Do you have a moment in life that you’ll never forget? How
about something you were saved from? A car accident, a house fire, or a big
mistake someone’s advice spared you from? How about the moment you went from
once going to hell to now being redeemed and destined for Heaven? That would
seem like a momentous occasion, a decision that determines the rest of your
eternity.
Deuteronomy 8:2 says... “ And you shall remember that the
Lord your God led you ALL the way these forty years in the wilderness, to
humble you, and test you, to know what was in your heart, whether you would
keep His commands or not.” It says He was there through everything, especially
the part at which He rescues you from your life of sin. Seems like something we’d
easily remember.
I recently heard a message that really challenged my point
of view in relation to forgetting my past and moving forward in contrast to remembering
what the Lord my God has done for me. They don’t seem in opposition to each
other, but I was having a hard time with what to remember and what to forget.

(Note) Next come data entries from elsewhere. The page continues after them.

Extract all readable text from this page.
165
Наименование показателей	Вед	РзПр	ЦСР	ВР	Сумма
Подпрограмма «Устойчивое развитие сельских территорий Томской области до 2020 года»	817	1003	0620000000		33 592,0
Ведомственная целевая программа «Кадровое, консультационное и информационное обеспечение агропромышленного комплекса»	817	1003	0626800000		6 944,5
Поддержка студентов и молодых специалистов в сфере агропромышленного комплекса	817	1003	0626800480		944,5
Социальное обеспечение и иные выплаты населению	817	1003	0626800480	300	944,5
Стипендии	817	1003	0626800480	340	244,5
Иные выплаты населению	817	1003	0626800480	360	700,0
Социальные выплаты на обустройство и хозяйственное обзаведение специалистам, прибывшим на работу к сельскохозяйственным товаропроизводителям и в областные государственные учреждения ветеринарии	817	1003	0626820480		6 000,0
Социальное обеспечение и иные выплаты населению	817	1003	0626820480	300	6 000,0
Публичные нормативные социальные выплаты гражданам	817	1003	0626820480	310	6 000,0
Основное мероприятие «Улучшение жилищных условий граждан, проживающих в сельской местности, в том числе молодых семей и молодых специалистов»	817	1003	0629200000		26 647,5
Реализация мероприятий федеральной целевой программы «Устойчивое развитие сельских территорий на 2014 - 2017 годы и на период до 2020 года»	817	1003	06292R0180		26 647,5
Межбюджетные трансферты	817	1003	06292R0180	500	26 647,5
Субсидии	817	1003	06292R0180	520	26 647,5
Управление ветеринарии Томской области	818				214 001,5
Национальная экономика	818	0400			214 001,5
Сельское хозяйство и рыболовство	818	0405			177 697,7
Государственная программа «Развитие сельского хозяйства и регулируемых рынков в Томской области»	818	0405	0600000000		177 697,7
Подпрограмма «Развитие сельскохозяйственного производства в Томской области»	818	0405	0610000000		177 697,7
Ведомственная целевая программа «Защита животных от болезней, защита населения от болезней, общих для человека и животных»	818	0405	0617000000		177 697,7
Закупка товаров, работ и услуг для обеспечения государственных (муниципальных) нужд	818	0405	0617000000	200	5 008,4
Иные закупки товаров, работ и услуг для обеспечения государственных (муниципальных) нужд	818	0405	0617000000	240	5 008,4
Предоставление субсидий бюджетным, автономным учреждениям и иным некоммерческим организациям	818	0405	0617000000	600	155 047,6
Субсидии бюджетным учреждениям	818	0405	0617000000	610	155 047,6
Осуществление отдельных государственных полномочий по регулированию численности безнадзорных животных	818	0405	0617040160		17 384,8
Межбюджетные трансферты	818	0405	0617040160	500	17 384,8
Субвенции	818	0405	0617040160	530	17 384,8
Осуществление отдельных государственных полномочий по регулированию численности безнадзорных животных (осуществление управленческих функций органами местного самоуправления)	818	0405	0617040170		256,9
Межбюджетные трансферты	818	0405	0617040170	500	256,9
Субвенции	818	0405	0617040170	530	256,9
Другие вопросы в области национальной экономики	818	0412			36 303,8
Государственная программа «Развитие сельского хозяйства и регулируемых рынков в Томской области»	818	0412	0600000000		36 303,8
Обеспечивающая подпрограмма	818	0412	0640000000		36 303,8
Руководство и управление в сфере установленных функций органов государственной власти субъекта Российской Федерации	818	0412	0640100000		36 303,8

In my last year of healing, it’s been a revolutionary thought that changed my
path. Through the Holy Spirit’s prodding, I had come to a place of fully
confessing my sins both to God and those whom I had sinned against. It ushered
in a season of Godly sorrow that I had never experienced. To say that it
completely wrecked me is an understatement.
I spent years in bondage to sin. God did a tremendous thing
and freed me from so many areas and has graced me with a blessed life I don’t deserve.
I have every reason the world can give to remain in self-loathing and wallow in
my wretchedness. However, I came to a point at which I had to choose to believe
God could do what He says He can do. In 2 Corinthians 5:17 God says He will
make me a new creation, in Isaiah 61:10 it says He clothes me in His robe of
righteousness and John 8:36 declares me free and clean! It was such a fantastical
idea, something unreal and unbelievable in my estimation. I knew my part and
what I had done, and in my mind I deserved to remain in self-degradation.
Philippians 3:13 references “…forgetting those things which
are behind and pressing on to the things which are ahead”, meaning that I leave
my life of sin behind and become more like Christ. I struggled with my thought
life and my terrible feelings. This verse seemed impossible. However, when I
heard that message on not forgetting what God has done it really put things
into perspective.
I am not supposed to forget. If I forget what He’s done for
me, I will be right back where I was. If I don’t remember what I needed saving
from in the first place, what’s the point of needing a Savior? I am not called
to a life of living in sorrow and self-abasement, I am called to victorious
living in the freedom that Christ gave me. I have to know and remember what
that freedom is for! Galatians 5:1 is on my wall in my house, over my mantel.
It is how I remember every day. It says: “Stand fast therefore in the liberty
by which Christ has made us free, and do not be entangled again with a yoke of
bondage.”
You don’t have to look far in scripture to see over and over
again how different heroes in the faith experienced incredible acts of God,
heard His audible voice, saw the Red Sea parted, slain giants, saw dead people
raised and desperate illnesses healed and yet easily forgot what they had seen
and experienced. They either went back to the very bondage that God delivered
them from or set off with alarming speed towards the next area of bondage. They
were just like us, seeing awe-inspiring acts of God and yet the very next day
forgetting to live how they were called because of what God did for them.
So how do you remember without wallowing in regrets? Through
gratitude. It is a deliberate action to remain in freedom and not forget. I
have to remember the desperate life I was saved from with a visual of the Cross
around it. I have to deliberately choose to see those past sins and regrets
nailed to the Cross. It is the very reason I need a Savior.